20年前のパソコン購入費用に50万円もかけているので、パソコンの修理を選択するケースが「サンクコストの呪縛」に相当する。この場合の正しい最適な判断は、修理代35万円と最新パソコンの購入費30万円を比較して意思決定を行うことだが、これは情報システムでも同様である。
しかも、この問題が複雑なのは、コスト以外の問題も存在する。複雑な構造に起因するシステム障害などのリスクだ。古いプログラミング言語(例:COBOLやFortran)やハード機器などで構築されたいくつかのシステムがあるとき、まずはそれら既存システムを維持しながら、データの共有を行う仕組みを構築して、システム統合を行う方法もある。他方、既存システムは完全にリセットし、最新のプログラミング言語やハード機器などを利用しながら、ゼロ・ベースで新たなシステムを構築する方法もある。今後の維持管理やデータの利活用を考慮すると、後者の政策判断が合理的だが、前者を選択してしまうケースが多い。
合理的な政策判断ができないのは、いくつかのリスクがあるからだ。最も大きなリスクは、新たなシステム構築で発生するかもしれないシステム障害である。例えば、2020年10月1日では、東京証券取引所でシステム障害が発生し、終日売買を停止した事件は記憶に新しい。政府情報システムでこのような事態が発生した場合のリスクを考慮すると、順調に動いている限り、既存システムはできるだけ変更したくないという慣性が働くのは当然だ。

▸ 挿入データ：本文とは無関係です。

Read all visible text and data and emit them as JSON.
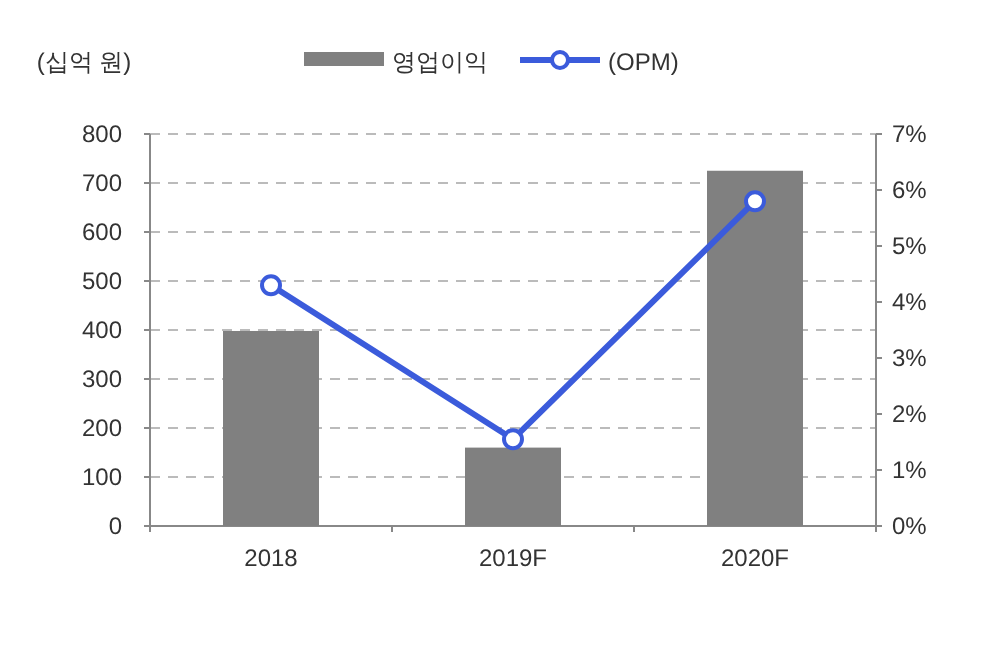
{
  "chart_data": {
    "type": "bar",
    "ylabel": "(십억 원)",
    "categories": [
      "2018",
      "2019F",
      "2020F"
    ],
    "series": [
      {
        "name": "영업이익",
        "color": "#808080",
        "values": [
          398,
          160,
          725
        ]
      },
      {
        "name": "(OPM)",
        "type": "line",
        "axis": "y2",
        "color": "#3b5bdb",
        "marker": "circle",
        "values": [
          4.3,
          1.55,
          5.8
        ]
      }
    ],
    "ylim": [
      0,
      800
    ],
    "yticks": [
      0,
      100,
      200,
      300,
      400,
      500,
      600,
      700,
      800
    ],
    "y2lim": [
      0,
      7
    ],
    "y2ticks": [
      {
        "value": 0,
        "label": "0%"
      },
      {
        "value": 1,
        "label": "1%"
      },
      {
        "value": 2,
        "label": "2%"
      },
      {
        "value": 3,
        "label": "3%"
      },
      {
        "value": 4,
        "label": "4%"
      },
      {
        "value": 5,
        "label": "5%"
      },
      {
        "value": 6,
        "label": "6%"
      },
      {
        "value": 7,
        "label": "7%"
      }
    ],
    "grid": "y",
    "legend": "top"
  }
}
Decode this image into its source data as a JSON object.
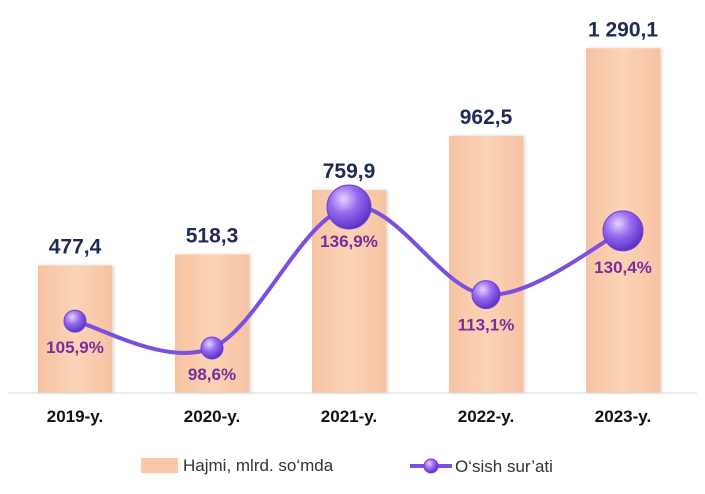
{
  "chart_data": {
    "type": "bar",
    "categories": [
      "2019-y.",
      "2020-y.",
      "2021-y.",
      "2022-y.",
      "2023-y."
    ],
    "series": [
      {
        "name": "Hajmi, mlrd. so‘mda",
        "type": "bar",
        "values": [
          477.4,
          518.3,
          759.9,
          962.5,
          1290.1
        ],
        "labels": [
          "477,4",
          "518,3",
          "759,9",
          "962,5",
          "1 290,1"
        ],
        "color": "#f8c8a8"
      },
      {
        "name": "O‘sish sur’ati",
        "type": "line",
        "values": [
          105.9,
          98.6,
          136.9,
          113.1,
          130.4
        ],
        "labels": [
          "105,9%",
          "98,6%",
          "136,9%",
          "113,1%",
          "130,4%"
        ],
        "color": "#7b4fe0"
      }
    ],
    "legend": "bottom",
    "grid": false
  }
}
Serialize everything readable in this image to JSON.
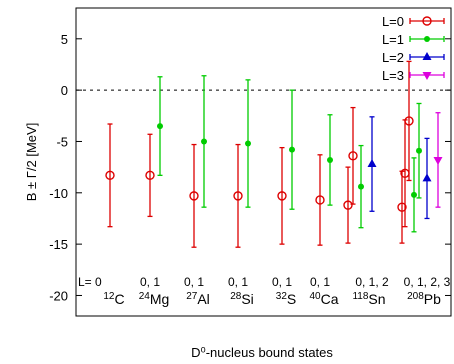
{
  "chart_data": {
    "type": "scatter",
    "xlabel": "D⁰-nucleus bound states",
    "ylabel": "B ± Γ/2  [MeV]",
    "ylim": [
      -22,
      8
    ],
    "yticks": [
      5,
      0,
      -5,
      -10,
      -15,
      -20
    ],
    "reference_line": {
      "y": 0,
      "style": "dotted"
    },
    "grid": false,
    "legend_position": "top-right",
    "series": [
      {
        "name": "L=0",
        "color": "#dd0000",
        "marker": "open-circle"
      },
      {
        "name": "L=1",
        "color": "#00cc00",
        "marker": "filled-circle"
      },
      {
        "name": "L=2",
        "color": "#0000cc",
        "marker": "filled-triangle-up"
      },
      {
        "name": "L=3",
        "color": "#dd00dd",
        "marker": "filled-triangle-down"
      }
    ],
    "groups": [
      {
        "nucleus": "C",
        "mass": "12",
        "l_label": "L=  0"
      },
      {
        "nucleus": "Mg",
        "mass": "24",
        "l_label": "0, 1"
      },
      {
        "nucleus": "Al",
        "mass": "27",
        "l_label": "0, 1"
      },
      {
        "nucleus": "Si",
        "mass": "28",
        "l_label": "0, 1"
      },
      {
        "nucleus": "S",
        "mass": "32",
        "l_label": "0, 1"
      },
      {
        "nucleus": "Ca",
        "mass": "40",
        "l_label": "0, 1"
      },
      {
        "nucleus": "Sn",
        "mass": "118",
        "l_label": "0, 1, 2"
      },
      {
        "nucleus": "Pb",
        "mass": "208",
        "l_label": "0, 1, 2, 3"
      }
    ],
    "points": [
      {
        "group": 0,
        "L": 0,
        "B": -8.3,
        "half_width": 5.0
      },
      {
        "group": 1,
        "L": 0,
        "B": -8.3,
        "half_width": 4.0
      },
      {
        "group": 1,
        "L": 1,
        "B": -3.5,
        "half_width": 4.8
      },
      {
        "group": 2,
        "L": 0,
        "B": -10.3,
        "half_width": 5.0
      },
      {
        "group": 2,
        "L": 1,
        "B": -5.0,
        "half_width": 6.4
      },
      {
        "group": 3,
        "L": 0,
        "B": -10.3,
        "half_width": 5.0
      },
      {
        "group": 3,
        "L": 1,
        "B": -5.2,
        "half_width": 6.2
      },
      {
        "group": 4,
        "L": 0,
        "B": -10.3,
        "half_width": 4.7
      },
      {
        "group": 4,
        "L": 1,
        "B": -5.8,
        "half_width": 5.8
      },
      {
        "group": 5,
        "L": 0,
        "B": -10.7,
        "half_width": 4.4
      },
      {
        "group": 5,
        "L": 1,
        "B": -6.8,
        "half_width": 4.4
      },
      {
        "group": 6,
        "L": 0,
        "B": -11.2,
        "half_width": 3.7
      },
      {
        "group": 6,
        "L": 0,
        "B": -6.4,
        "half_width": 4.7
      },
      {
        "group": 6,
        "L": 1,
        "B": -9.4,
        "half_width": 4.0
      },
      {
        "group": 6,
        "L": 2,
        "B": -7.2,
        "half_width": 4.6
      },
      {
        "group": 7,
        "L": 0,
        "B": -11.4,
        "half_width": 3.5
      },
      {
        "group": 7,
        "L": 0,
        "B": -8.1,
        "half_width": 5.2
      },
      {
        "group": 7,
        "L": 0,
        "B": -3.0,
        "half_width": 5.8
      },
      {
        "group": 7,
        "L": 1,
        "B": -10.2,
        "half_width": 3.6
      },
      {
        "group": 7,
        "L": 1,
        "B": -5.9,
        "half_width": 4.6
      },
      {
        "group": 7,
        "L": 2,
        "B": -8.6,
        "half_width": 3.9
      },
      {
        "group": 7,
        "L": 3,
        "B": -6.8,
        "half_width": 4.6
      }
    ]
  }
}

しかしながら、抜本的な改革を先送りし、パッチワーク的なシステム統合や修正を継続した場合、データ共有などの複雑性が増大していき、いつかその仕組みは限界に達する。優秀なシステム・エンジニアでも、その複雑な内部構造を理解できなくなり、既存システムの修正でも不具合が発生してしまうことも出てくる。問題の本質は、抜本的な改革をいつ行うのかというだけである。

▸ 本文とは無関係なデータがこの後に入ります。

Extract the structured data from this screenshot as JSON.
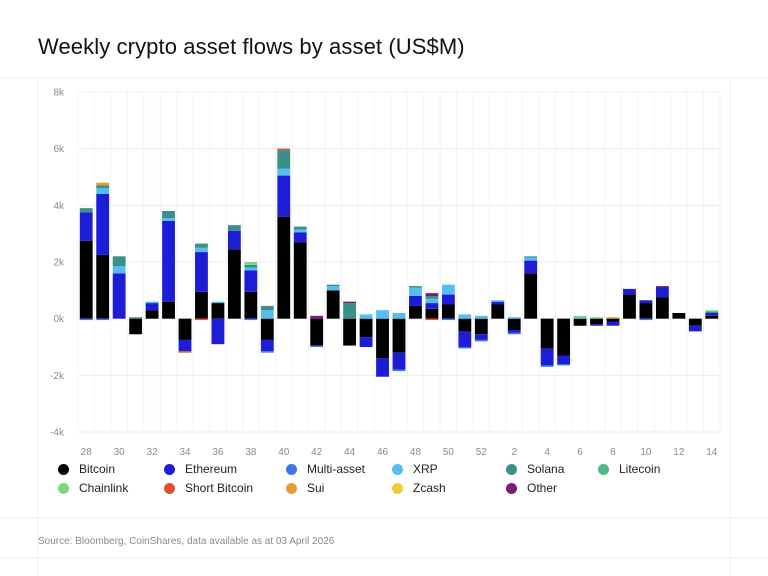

また、抜本改革を行う場合、将来的に新システムの修正・統合やデータの移行が必要になった場合でも、その内部構造を複雑化させないよう、クラウド等の仕組みを利用し、いつでも円滑かつ容易に実行可能な仕掛けを設計の初期段階からどう内在させるのかという視点も重要である。これは、思い切った政治判断がない限りはできない。一定のリスクがあることを承知で、すべての責任は政治が引き受ける強いメッセージや覚悟が必要である。むしろ重要なことは、抜本的なシステム構築の過程で発生する一定の失敗に寛容になり、それを教訓にしながら、デジタル政府の内容や質を迅速かつ的確に開発・改善していくという姿勢(いわゆる「アジャイル開発」)だ。